Phenomenography has had a major impact on the field of higher education research and the practice of academic development, especially in the UK, Australasia and Europe. Even though the dominance of its impact has passed, it continues to grow in popularity as an educational research method, forming an ongoing stratum in higher education and academic development research and literature. However, a number of misunderstandings of the approach have developed over time and are continuing to circulate, leading to misinterpretations of the outcomes of phenomenographic research and potential confusion for research students and other researchers interested in phenomenography as a research approach.

Eight common misunderstandings of phenomenographic research were identified in this article:

  1. that ‘approaches to learning’ research constitutes phenomenographic research;

  2. that the aim of phenomenography is solely to investigate different ways of understanding a phenomenon;

  3. that the hierarchical ordering of different understandings in phenomenographic outcomes is based simply on a value judgment;

  4. that the interpretive role of the phenomenographic researcher is a subjective one;

  5. that the understandings expressed by interviewees in a phenomenographic interview can be taken at face value;

  6. that phenomenography investigates individual participants’ ways of understanding;

  7. that phenomenography adopts a similar cognitive epistemology to constructivism; and

  8. that phenomenography has stayed the same since its inception in the 1970s.

Using the phenomenographic principle of ‘contrast’, each of these misunderstandings has been used in this paper to provide insight into the complex nature of phenomenography, emphasising phenomenography’s focus on:

  • Qualitatively distinct differences in human understanding;

  • Collective, not individual, understanding;

  • Descriptions that highlight only the critical aspects of understanding;

  • Awareness and discernment of different aspects of phenomena;

  • A non-dualistic epistemology that positions human experience as a person-world relationship;

  • Structural relationships between different ways of understanding;

  • Hierarchically inclusive organisation of different ways of understanding;

  • Part-whole structures to human experience and understanding; and

  • Implications for learning and teaching.

Disclosure statement

No potential conflict of interest was reported by the author(s).

Notes

1 Ference Marton, John Biggs, Paul Ramsden, Noel Entwistle, Michael Prosser, John Bowden and Keith Trigwell.

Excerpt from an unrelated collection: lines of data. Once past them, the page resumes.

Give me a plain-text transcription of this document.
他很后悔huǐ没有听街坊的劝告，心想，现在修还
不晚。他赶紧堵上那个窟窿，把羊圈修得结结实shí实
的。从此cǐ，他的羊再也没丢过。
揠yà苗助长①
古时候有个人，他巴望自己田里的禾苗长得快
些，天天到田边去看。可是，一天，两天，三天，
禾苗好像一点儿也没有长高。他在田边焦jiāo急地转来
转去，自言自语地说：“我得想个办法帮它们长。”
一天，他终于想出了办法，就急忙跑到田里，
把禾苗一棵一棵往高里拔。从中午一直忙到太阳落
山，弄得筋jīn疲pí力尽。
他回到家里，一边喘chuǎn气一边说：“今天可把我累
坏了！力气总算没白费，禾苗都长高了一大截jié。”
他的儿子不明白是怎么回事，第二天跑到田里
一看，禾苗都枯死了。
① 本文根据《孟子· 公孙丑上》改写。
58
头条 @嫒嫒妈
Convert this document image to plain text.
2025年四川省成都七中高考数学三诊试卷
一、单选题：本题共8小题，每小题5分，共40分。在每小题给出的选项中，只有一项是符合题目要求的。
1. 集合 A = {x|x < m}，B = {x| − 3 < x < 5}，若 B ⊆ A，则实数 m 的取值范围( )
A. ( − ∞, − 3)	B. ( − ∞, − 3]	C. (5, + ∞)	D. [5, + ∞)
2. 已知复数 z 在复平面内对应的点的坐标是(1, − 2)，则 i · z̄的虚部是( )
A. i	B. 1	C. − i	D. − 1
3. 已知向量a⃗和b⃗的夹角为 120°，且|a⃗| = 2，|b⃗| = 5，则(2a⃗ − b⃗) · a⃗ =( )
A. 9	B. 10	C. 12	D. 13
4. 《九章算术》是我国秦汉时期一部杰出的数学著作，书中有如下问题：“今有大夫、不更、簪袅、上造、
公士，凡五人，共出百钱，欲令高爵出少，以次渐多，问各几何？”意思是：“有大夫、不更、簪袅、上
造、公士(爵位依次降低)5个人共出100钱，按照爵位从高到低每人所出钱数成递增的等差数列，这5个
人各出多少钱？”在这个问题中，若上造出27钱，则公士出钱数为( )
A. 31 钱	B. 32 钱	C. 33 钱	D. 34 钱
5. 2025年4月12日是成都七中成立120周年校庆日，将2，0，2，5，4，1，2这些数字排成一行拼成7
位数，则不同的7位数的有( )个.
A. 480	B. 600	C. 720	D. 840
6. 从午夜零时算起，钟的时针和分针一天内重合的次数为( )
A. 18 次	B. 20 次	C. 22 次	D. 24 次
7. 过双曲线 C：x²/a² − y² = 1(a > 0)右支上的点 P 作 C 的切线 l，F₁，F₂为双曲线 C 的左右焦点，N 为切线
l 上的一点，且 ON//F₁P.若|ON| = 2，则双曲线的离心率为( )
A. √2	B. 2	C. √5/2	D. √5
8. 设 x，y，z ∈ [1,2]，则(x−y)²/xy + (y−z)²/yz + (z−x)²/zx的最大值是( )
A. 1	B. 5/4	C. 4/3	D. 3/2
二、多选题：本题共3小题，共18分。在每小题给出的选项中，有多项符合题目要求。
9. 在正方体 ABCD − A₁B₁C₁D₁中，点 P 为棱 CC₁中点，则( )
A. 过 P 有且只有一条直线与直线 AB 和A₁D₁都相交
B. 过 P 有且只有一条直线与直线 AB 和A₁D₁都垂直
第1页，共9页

Though it should be noted that Biggs and Entwistle, whilst users of phenomenographic research findings, did not undertake phenomenographic research themselves.

2 This paradigm shift formed part of a larger shift in social science research away from quantitative research and towards qualitative research (Dall’Alba, Citation1996).

3 Ensuring that all transcripts are able to be ‘allocated’ to one of the categories of description in the outcome space is one way in which phenomenographers check the quality/completeness of their research outcomes, because it is a way of ensuring that there are no transcripts (ways of understanding) unaccounted for in the research outcomes.

4 I believe this to be the reason why the term, conception, which was initially popular for describing the outcomes of phenomenographic research, largely fell out of favour and was replaced in popularity by ‘a way of experiencing’ or ‘a way of understanding’.

5 This has led to a separate strand of pedagogical research, called ‘variation theory research’. Whilst based on the same theoretical assumptions as phenomenography, this research focuses on empirical analysis of practical applications in the classroom (see Åkerlind, Citation2015, Citation2018).